In fact, when his collegiate pastor suggested Brooks take a look at New Orleans Baptist Theological Seminary, he almost laughed.
“But through providential circumstances from the Lord, He eventually led me back down here [to study at the seminary],” Brooks said. “For me and my family, God just broke our hearts for the city of New Orleans. It’s a city we love. We don’t want to live any place else. I want to live here and die here. It’s the city where God has placed our heart for ministry.”
Now, more than 15 years after his initial rather unimpressive visit to The Big Easy, Brooks leads a multi-cultural church plant—Canal Street Church: A Mosaic Community—to impact the colorful community that surrounds it. Just 3 years old, the church averages around 130 in attendance and has baptized seven in the past year.
“We still don’t love the sin in the city,” said Brooks, also a professor at New Orleans Baptist Theological Seminary. “We love these people so much that it breaks our hearts to see what sin does here—the poverty, the broken homes, the dysfunction. All of that breaks our heart for the city of New Orleans.”
With only one Southern Baptist Church for every 5,882 people in metro New Orleans and one SBC church for every 9,700 in the city itself, new churches like Canal Street are needed to effectively reach the city with the gospel.
When he started the church (then called Mosaic Church) in 2010, he knew it would take a multi-racial, multi-ethnic church to reach the diverse community in the heart of New Orleans. Brooks intentionally looked for men of other ethnicities to help him get the church started.
In 2012 Brooks and 2-year-old Mosaic Church were given an opportunity to expand the church plant’s reach when one of the city’s historic churches offered Mosaic a merger opportunity. Canal Street Church, more than 150 years old, sat on one of the city’s most historic streets just a few miles from the French Quarter. After the merger, the church was renamed Canal Street Church: A Mosaic Community.
The recently merged church plant immediately built relationships with its Canal Street neighbors. One single mom who lived in Section 8 housing nearby got involved in the church, became a follower of Jesus and was discipled through Canal Street Church. Since coming to the church, Page says, she has gotten a job and is in the process of buying a house. The lady was so excited about what God was doing in her life that she brought 10 family members to last year’s Christmas Eve service.
Canal Street Church focuses on impacting the community through relationships, particularly through its neighborhood-based life groups.

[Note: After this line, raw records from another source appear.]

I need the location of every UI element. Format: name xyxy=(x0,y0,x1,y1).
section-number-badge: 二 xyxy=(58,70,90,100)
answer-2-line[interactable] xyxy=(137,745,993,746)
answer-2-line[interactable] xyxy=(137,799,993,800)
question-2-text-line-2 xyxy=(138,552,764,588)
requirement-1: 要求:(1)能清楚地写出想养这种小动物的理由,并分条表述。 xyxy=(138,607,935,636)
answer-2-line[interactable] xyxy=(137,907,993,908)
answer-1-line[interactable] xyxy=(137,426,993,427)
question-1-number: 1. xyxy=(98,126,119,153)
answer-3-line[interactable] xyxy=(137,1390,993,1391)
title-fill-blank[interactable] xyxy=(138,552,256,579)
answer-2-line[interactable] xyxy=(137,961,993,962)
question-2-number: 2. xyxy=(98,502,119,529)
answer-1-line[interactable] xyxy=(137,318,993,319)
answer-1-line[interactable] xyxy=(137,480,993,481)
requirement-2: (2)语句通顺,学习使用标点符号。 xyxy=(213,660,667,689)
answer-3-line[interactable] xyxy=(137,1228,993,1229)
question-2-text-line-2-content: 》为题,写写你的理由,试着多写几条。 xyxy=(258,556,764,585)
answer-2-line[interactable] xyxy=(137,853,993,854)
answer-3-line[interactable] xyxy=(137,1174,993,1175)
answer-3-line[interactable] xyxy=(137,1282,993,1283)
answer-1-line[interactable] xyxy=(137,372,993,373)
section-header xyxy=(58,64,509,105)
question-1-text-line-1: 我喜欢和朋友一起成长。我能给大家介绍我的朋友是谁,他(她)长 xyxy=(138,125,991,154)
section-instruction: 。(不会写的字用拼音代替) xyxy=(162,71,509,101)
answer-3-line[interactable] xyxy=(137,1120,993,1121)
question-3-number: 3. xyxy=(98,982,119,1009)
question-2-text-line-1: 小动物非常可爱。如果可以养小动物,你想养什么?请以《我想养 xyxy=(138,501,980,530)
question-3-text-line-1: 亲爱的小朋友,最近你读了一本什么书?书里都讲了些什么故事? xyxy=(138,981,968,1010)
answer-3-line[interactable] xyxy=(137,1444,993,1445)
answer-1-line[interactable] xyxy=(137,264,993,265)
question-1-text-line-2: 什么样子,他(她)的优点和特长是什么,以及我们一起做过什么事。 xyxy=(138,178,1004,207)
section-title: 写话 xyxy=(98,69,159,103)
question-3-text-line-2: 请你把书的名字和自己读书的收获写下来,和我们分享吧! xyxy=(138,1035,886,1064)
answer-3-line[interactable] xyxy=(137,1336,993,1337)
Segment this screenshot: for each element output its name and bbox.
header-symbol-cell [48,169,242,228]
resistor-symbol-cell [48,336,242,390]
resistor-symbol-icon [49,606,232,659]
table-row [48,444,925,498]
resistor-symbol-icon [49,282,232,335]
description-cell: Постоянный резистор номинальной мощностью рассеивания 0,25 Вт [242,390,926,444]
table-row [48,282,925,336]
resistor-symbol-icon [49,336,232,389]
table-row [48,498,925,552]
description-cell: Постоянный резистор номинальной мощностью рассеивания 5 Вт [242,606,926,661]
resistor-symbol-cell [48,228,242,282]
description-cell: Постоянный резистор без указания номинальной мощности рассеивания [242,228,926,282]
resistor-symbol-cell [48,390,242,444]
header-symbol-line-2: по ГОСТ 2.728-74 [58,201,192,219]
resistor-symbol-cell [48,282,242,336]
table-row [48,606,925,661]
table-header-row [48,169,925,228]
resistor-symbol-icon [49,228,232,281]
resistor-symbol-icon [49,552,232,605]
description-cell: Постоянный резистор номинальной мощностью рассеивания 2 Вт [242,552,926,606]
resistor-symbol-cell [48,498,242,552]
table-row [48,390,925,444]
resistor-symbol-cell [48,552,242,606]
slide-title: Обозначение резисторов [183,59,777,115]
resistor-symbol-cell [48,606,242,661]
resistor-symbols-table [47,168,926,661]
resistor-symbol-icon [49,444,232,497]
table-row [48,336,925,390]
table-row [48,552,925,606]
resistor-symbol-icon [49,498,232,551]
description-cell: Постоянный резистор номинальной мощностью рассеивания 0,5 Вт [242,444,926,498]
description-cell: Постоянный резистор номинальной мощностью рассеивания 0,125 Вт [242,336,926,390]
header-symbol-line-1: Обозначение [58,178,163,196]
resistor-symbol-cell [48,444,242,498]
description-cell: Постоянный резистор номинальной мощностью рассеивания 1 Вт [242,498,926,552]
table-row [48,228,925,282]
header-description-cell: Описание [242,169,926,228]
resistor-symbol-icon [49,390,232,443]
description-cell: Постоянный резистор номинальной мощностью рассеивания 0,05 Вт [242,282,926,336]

The life groups are central to the church’s plan to minister to the community. The groups have played active roles in local neighborhood associations, fed the homeless together and reached out in creative ways to their neighbors.
“We can have life groups in any part of the city we want to go in and when we do, we have a missional focus right there in the community,” Brooks said.
New Orleans is one of 32 Send North America cities the North American Mission Board has chosen for specific evangelistic and church planting efforts.
Send North America is NAMB’s strategy to help churches and individuals become active in all regions of North America to lead people to faith in Jesus Christ and start new churches.